Ferit Gülcü dosyasının tek eylemde birden fazla ceza alanlar açısından da emsal teşkil ettiğine dikkat çeken Şahin, şu vurguda bulundu:
"Uluslararası sözleşmelerden kaynaklı ve anayasanın 90. Maddesinde olduğu gibi imzaladığı sözleşmeler vardır. O sözleşmede geçen husus da eğer normal ülkenin hukuku ile uluslararası hukukun karşılaştırılması halinde öncelikli olarak esas alınacak olan uluslararası hukuktur. Dolasıyla anayasanın 90. Maddesi’nde belirtilen bu husus Türkiye’yi direk bağladığı için Türkiye’deki mevcut uygulamalar buna uymak zorundadır. Mahkemeler bunu yerine getirmek zorundadır. Bunun sonucundan da ceza mahkemelerinin usul kanunun 311. Maddesinin yeni bir düzenleme var. Eğer uluslararası mahkemelerden, mekanizmalardan bozulan dosyaların geri gelmeleri halinde yeniden yargılama yapılacağına dair bir düzenleme vardır. Dolayısıyla anayasanın 90. Maddesi ile CMK 311 maddesi kapsamında yeniden yargılanma ve mahkemelerin verdiği karara uyma zorunluluğu vardır. Bu nedenle buna benzer tüm dosyalar açısından kesin olarak emsal teşkil eder."

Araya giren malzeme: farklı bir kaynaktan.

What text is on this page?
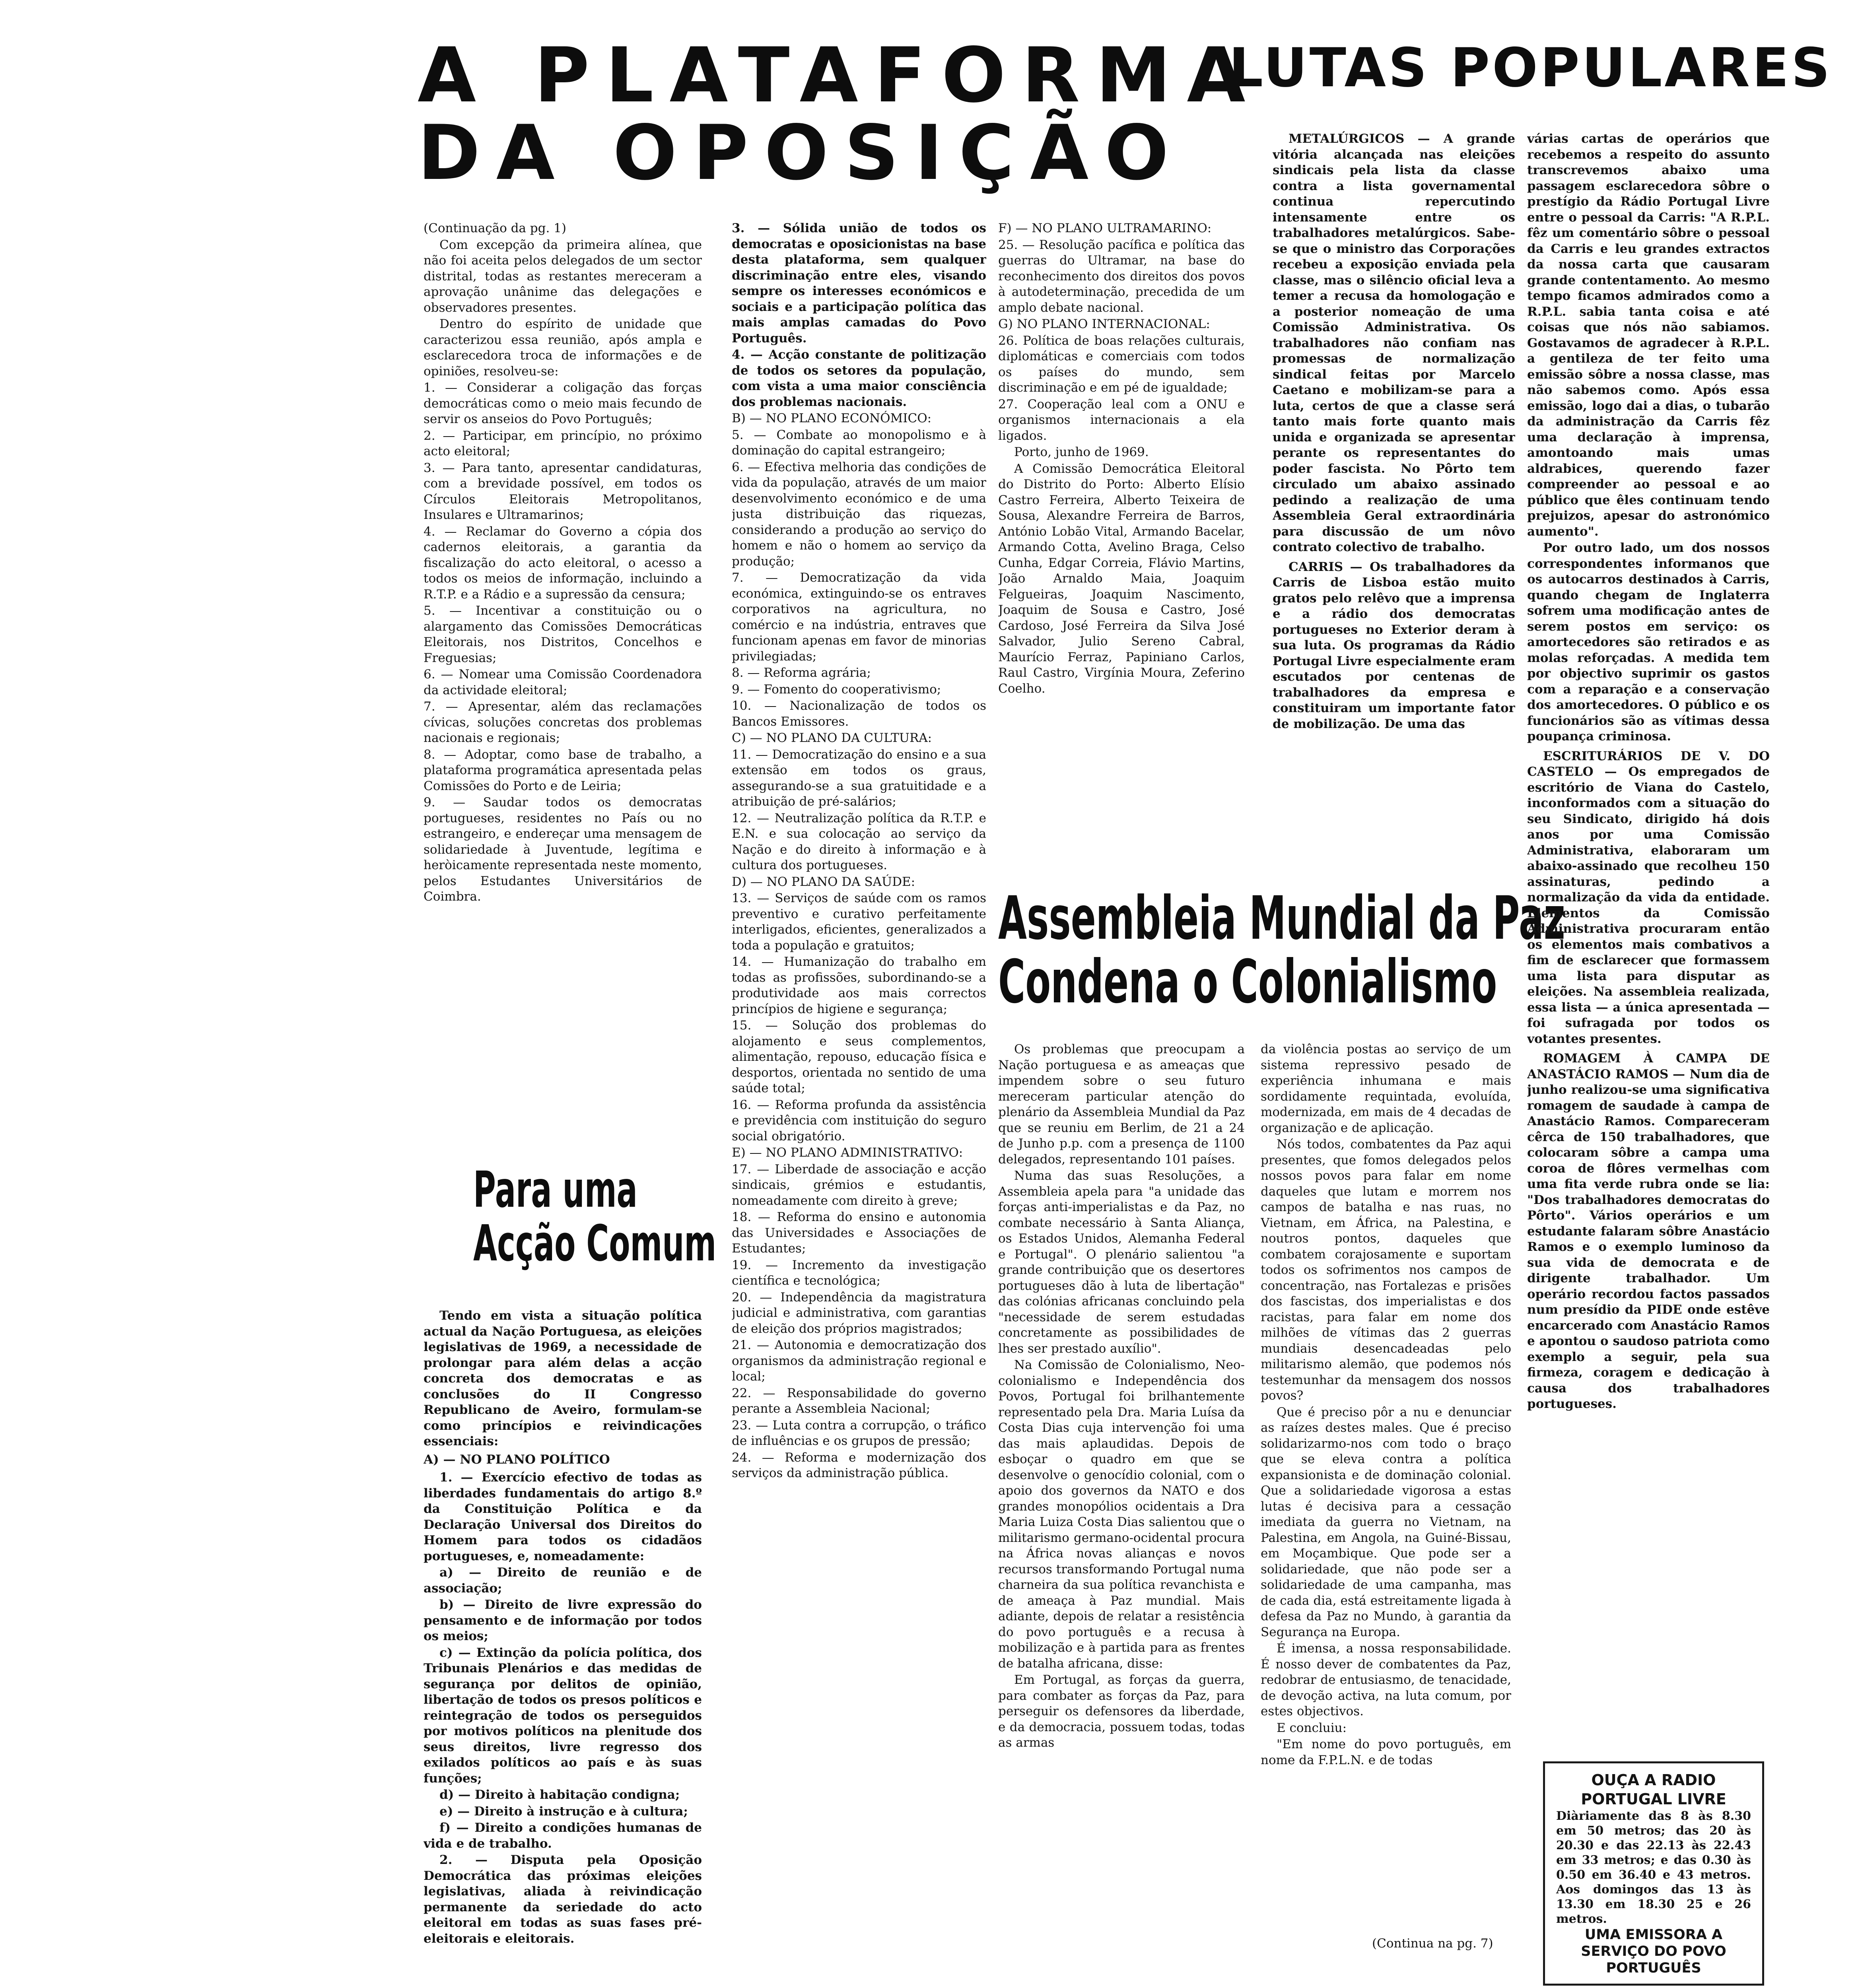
A PLATAFORMA
DA OPOSIÇÃO
LUTAS POPULARES

(Continuação da pg. 1)

Com excepção da primeira alínea, que não foi aceita pelos delegados de um sector distrital, todas as restantes mereceram a aprovação unânime das delegações e observadores presentes.

Dentro do espírito de unidade que caracterizou essa reunião, após ampla e esclarecedora troca de informações e de opiniões, resolveu-se:

1. — Considerar a coligação das forças democráticas como o meio mais fecundo de servir os anseios do Povo Português;

2. — Participar, em princípio, no próximo acto eleitoral;

3. — Para tanto, apresentar candidaturas, com a brevidade possível, em todos os Círculos Eleitorais Metropolitanos, Insulares e Ultramarinos;

4. — Reclamar do Governo a cópia dos cadernos eleitorais, a garantia da fiscalização do acto eleitoral, o acesso a todos os meios de informação, incluindo a R.T.P. e a Rádio e a supressão da censura;

5. — Incentivar a constituição ou o alargamento das Comissões Democráticas Eleitorais, nos Distritos, Concelhos e Freguesias;

6. — Nomear uma Comissão Coordenadora da actividade eleitoral;

7. — Apresentar, além das reclamações cívicas, soluções concretas dos problemas nacionais e regionais;

8. — Adoptar, como base de trabalho, a plataforma programática apresentada pelas Comissões do Porto e de Leiria;

9. — Saudar todos os democratas portugueses, residentes no País ou no estrangeiro, e endereçar uma mensagem de solidariedade à Juventude, legítima e heròicamente representada neste momento, pelos Estudantes Universitários de Coimbra.

3. — Sólida união de todos os democratas e oposicionistas na base desta plataforma, sem qualquer discriminação entre eles, visando sempre os interesses económicos e sociais e a participação política das mais amplas camadas do Povo Português.

4. — Acção constante de politização de todos os setores da população, com vista a uma maior consciência dos problemas nacionais.

B) — NO PLANO ECONÓMICO:

5. — Combate ao monopolismo e à dominação do capital estrangeiro;

6. — Efectiva melhoria das condições de vida da população, através de um maior desenvolvimento económico e de uma justa distribuição das riquezas, considerando a produção ao serviço do homem e não o homem ao serviço da produção;

7. — Democratização da vida económica, extinguindo-se os entraves corporativos na agricultura, no comércio e na indústria, entraves que funcionam apenas em favor de minorias privilegiadas;

8. — Reforma agrária;

9. — Fomento do cooperativismo;

10. — Nacionalização de todos os Bancos Emissores.

C) — NO PLANO DA CULTURA:

11. — Democratização do ensino e a sua extensão em todos os graus, assegurando-se a sua gratuitidade e a atribuição de pré-salários;

12. — Neutralização política da R.T.P. e E.N. e sua colocação ao serviço da Nação e do direito à informação e à cultura dos portugueses.

D) — NO PLANO DA SAÚDE:

13. — Serviços de saúde com os ramos preventivo e curativo perfeitamente interligados, eficientes, generalizados a toda a população e gratuitos;

14. — Humanização do trabalho em todas as profissões, subordinando-se a produtividade aos mais correctos princípios de higiene e segurança;

15. — Solução dos problemas do alojamento e seus complementos, alimentação, repouso, educação física e desportos, orientada no sentido de uma saúde total;

16. — Reforma profunda da assistência e previdência com instituição do seguro social obrigatório.

E) — NO PLANO ADMINISTRATIVO:

17. — Liberdade de associação e acção sindicais, grémios e estudantis, nomeadamente com direito à greve;

18. — Reforma do ensino e autonomia das Universidades e Associações de Estudantes;

19. — Incremento da investigação científica e tecnológica;

20. — Independência da magistratura judicial e administrativa, com garantias de eleição dos próprios magistrados;

21. — Autonomia e democratização dos organismos da administração regional e local;

22. — Responsabilidade do governo perante a Assembleia Nacional;

23. — Luta contra a corrupção, o tráfico de influências e os grupos de pressão;

24. — Reforma e modernização dos serviços da administração pública.

F) — NO PLANO ULTRAMARINO:

25. — Resolução pacífica e política das guerras do Ultramar, na base do reconhecimento dos direitos dos povos à autodeterminação, precedida de um amplo debate nacional.

G) NO PLANO INTERNACIONAL:

26. Política de boas relações culturais, diplomáticas e comerciais com todos os países do mundo, sem discriminação e em pé de igualdade;

27. Cooperação leal com a ONU e organismos internacionais a ela ligados.

Porto, junho de 1969.

A Comissão Democrática Eleitoral do Distrito do Porto: Alberto Elísio Castro Ferreira, Alberto Teixeira de Sousa, Alexandre Ferreira de Barros, António Lobão Vital, Armando Bacelar, Armando Cotta, Avelino Braga, Celso Cunha, Edgar Correia, Flávio Martins, João Arnaldo Maia, Joaquim Felgueiras, Joaquim Nascimento, Joaquim de Sousa e Castro, José Cardoso, José Ferreira da Silva José Salvador, Julio Sereno Cabral, Maurício Ferraz, Papiniano Carlos, Raul Castro, Virgínia Moura, Zeferino Coelho.

Para uma
Acção Comum

Tendo em vista a situação política actual da Nação Portuguesa, as eleições legislativas de 1969, a necessidade de prolongar para além delas a acção concreta dos democratas e as conclusões do II Congresso Republicano de Aveiro, formulam-se como princípios e reivindicações essenciais:

A) — NO PLANO POLÍTICO

1. — Exercício efectivo de todas as liberdades fundamentais do artigo 8.º da Constituição Política e da Declaração Universal dos Direitos do Homem para todos os cidadãos portugueses, e, nomeadamente:

a) — Direito de reunião e de associação;

b) — Direito de livre expressão do pensamento e de informação por todos os meios;

c) — Extinção da polícia política, dos Tribunais Plenários e das medidas de segurança por delitos de opinião, libertação de todos os presos políticos e reintegração de todos os perseguidos por motivos políticos na plenitude dos seus direitos, livre regresso dos exilados políticos ao país e às suas funções;

d) — Direito à habitação condigna;

e) — Direito à instrução e à cultura;

f) — Direito a condições humanas de vida e de trabalho.

2. — Disputa pela Oposição Democrática das próximas eleições legislativas, aliada à reivindicação permanente da seriedade do acto eleitoral em todas as suas fases pré-eleitorais e eleitorais.

Assembleia Mundial da Paz
Condena o Colonialismo

Os problemas que preocupam a Nação portuguesa e as ameaças que impendem sobre o seu futuro mereceram particular atenção do plenário da Assembleia Mundial da Paz que se reuniu em Berlim, de 21 a 24 de Junho p.p. com a presença de 1100 delegados, representando 101 países.

Numa das suas Resoluções, a Assembleia apela para "a unidade das forças anti-imperialistas e da Paz, no combate necessário à Santa Aliança, os Estados Unidos, Alemanha Federal e Portugal". O plenário salientou "a grande contribuição que os desertores portugueses dão à luta de libertação" das colónias africanas concluindo pela "necessidade de serem estudadas concretamente as possibilidades de lhes ser prestado auxílio".

Na Comissão de Colonialismo, Neo-colonialismo e Independência dos Povos, Portugal foi brilhantemente representado pela Dra. Maria Luísa da Costa Dias cuja intervenção foi uma das mais aplaudidas. Depois de esboçar o quadro em que se desenvolve o genocídio colonial, com o apoio dos governos da NATO e dos grandes monopólios ocidentais a Dra Maria Luiza Costa Dias salientou que o militarismo germano-ocidental procura na África novas alianças e novos recursos transformando Portugal numa charneira da sua política revanchista e de ameaça à Paz mundial. Mais adiante, depois de relatar a resistência do povo português e a recusa à mobilização e à partida para as frentes de batalha africana, disse:

Em Portugal, as forças da guerra, para combater as forças da Paz, para perseguir os defensores da liberdade, e da democracia, possuem todas, todas as armas

da violência postas ao serviço de um sistema repressivo pesado de experiência inhumana e mais sordidamente requintada, evoluída, modernizada, em mais de 4 decadas de organização e de aplicação.

Nós todos, combatentes da Paz aqui presentes, que fomos delegados pelos nossos povos para falar em nome daqueles que lutam e morrem nos campos de batalha e nas ruas, no Vietnam, em África, na Palestina, e noutros pontos, daqueles que combatem corajosamente e suportam todos os sofrimentos nos campos de concentração, nas Fortalezas e prisões dos fascistas, dos imperialistas e dos racistas, para falar em nome dos milhões de vítimas das 2 guerras mundiais desencadeadas pelo militarismo alemão, que podemos nós testemunhar da mensagem dos nossos povos?

Que é preciso pôr a nu e denunciar as raízes destes males. Que é preciso solidarizarmo-nos com todo o braço que se eleva contra a política expansionista e de dominação colonial. Que a solidariedade vigorosa a estas lutas é decisiva para a cessação imediata da guerra no Vietnam, na Palestina, em Angola, na Guiné-Bissau, em Moçambique. Que pode ser a solidariedade, que não pode ser a solidariedade de uma campanha, mas de cada dia, está estreitamente ligada à defesa da Paz no Mundo, à garantia da Segurança na Europa.

É imensa, a nossa responsabilidade. É nosso dever de combatentes da Paz, redobrar de entusiasmo, de tenacidade, de devoção activa, na luta comum, por estes objectivos.

E concluiu:

"Em nome do povo português, em nome da F.P.L.N. e de todas

(Continua na pg. 7)

METALÚRGICOS — A grande vitória alcançada nas eleições sindicais pela lista da classe contra a lista governamental continua repercutindo intensamente entre os trabalhadores metalúrgicos. Sabe-se que o ministro das Corporações recebeu a exposição enviada pela classe, mas o silêncio oficial leva a temer a recusa da homologação e a posterior nomeação de uma Comissão Administrativa. Os trabalhadores não confiam nas promessas de normalização sindical feitas por Marcelo Caetano e mobilizam-se para a luta, certos de que a classe será tanto mais forte quanto mais unida e organizada se apresentar perante os representantes do poder fascista. No Pôrto tem circulado um abaixo assinado pedindo a realização de uma Assembleia Geral extraordinária para discussão de um nôvo contrato colectivo de trabalho.

CARRIS — Os trabalhadores da Carris de Lisboa estão muito gratos pelo relêvo que a imprensa e a rádio dos democratas portugueses no Exterior deram à sua luta. Os programas da Rádio Portugal Livre especialmente eram escutados por centenas de trabalhadores da empresa e constituiram um importante fator de mobilização. De uma das

várias cartas de operários que recebemos a respeito do assunto transcrevemos abaixo uma passagem esclarecedora sôbre o prestígio da Rádio Portugal Livre entre o pessoal da Carris: "A R.P.L. fêz um comentário sôbre o pessoal da Carris e leu grandes extractos da nossa carta que causaram grande contentamento. Ao mesmo tempo ficamos admirados como a R.P.L. sabia tanta coisa e até coisas que nós não sabiamos. Gostavamos de agradecer à R.P.L. a gentileza de ter feito uma emissão sôbre a nossa classe, mas não sabemos como. Após essa emissão, logo dai a dias, o tubarão da administração da Carris fêz uma declaração à imprensa, amontoando mais umas aldrabices, querendo fazer compreender ao pessoal e ao público que êles continuam tendo prejuizos, apesar do astronómico aumento".

Por outro lado, um dos nossos correspondentes informanos que os autocarros destinados à Carris, quando chegam de Inglaterra sofrem uma modificação antes de serem postos em serviço: os amortecedores são retirados e as molas reforçadas. A medida tem por objectivo suprimir os gastos com a reparação e a conservação dos amortecedores. O público e os funcionários são as vítimas dessa poupança criminosa.

ESCRITURÁRIOS DE V. DO CASTELO — Os empregados de escritório de Viana do Castelo, inconformados com a situação do seu Sindicato, dirigido há dois anos por uma Comissão Administrativa, elaboraram um abaixo-assinado que recolheu 150 assinaturas, pedindo a normalização da vida da entidade. Elementos da Comissão Administrativa procuraram então os elementos mais combativos a fim de esclarecer que formassem uma lista para disputar as eleições. Na assembleia realizada, essa lista — a única apresentada — foi sufragada por todos os votantes presentes.

ROMAGEM À CAMPA DE ANASTÁCIO RAMOS — Num dia de junho realizou-se uma significativa romagem de saudade à campa de Anastácio Ramos. Compareceram cêrca de 150 trabalhadores, que colocaram sôbre a campa uma coroa de flôres vermelhas com uma fita verde rubra onde se lia: "Dos trabalhadores democratas do Pôrto". Vários operários e um estudante falaram sôbre Anastácio Ramos e o exemplo luminoso da sua vida de democrata e de dirigente trabalhador. Um operário recordou factos passados num presídio da PIDE onde estêve encarcerado com Anastácio Ramos e apontou o saudoso patriota como exemplo a seguir, pela sua firmeza, coragem e dedicação à causa dos trabalhadores portugueses.

OUÇA A RADIO
PORTUGAL LIVRE
Diàriamente das 8 às 8.30 em 50 metros; das 20 às 20.30 e das 22.13 às 22.43 em 33 metros; e das 0.30 às 0.50 em 36.40 e 43 metros. Aos domingos das 13 às 13.30 em 18.30 25 e 26 metros.
UMA EMISSORA A SERVIÇO DO POVO PORTUGUÊS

Benzeri şekilde ceza almış çocukların bu kararı esas alarak yeniden yargılama talebinde bulunmak üzere mahkemeye başvurmasını isteyen Şahin, “Yargılandıkları mahkemeler ilk etapta reddedilebilir. Ama nihai olarak çocukların hepsi benzer bir sonuca ulaşmış olacaklar. Şuan ceza alanların hepsi AİHM’in verdiği bu kararı esas alarak yeniden yargılanma talebinde bulunabilirler. Bunu yaptıkları takdirde mahkemeler bunu esas almak zorundalar” diye ekledi.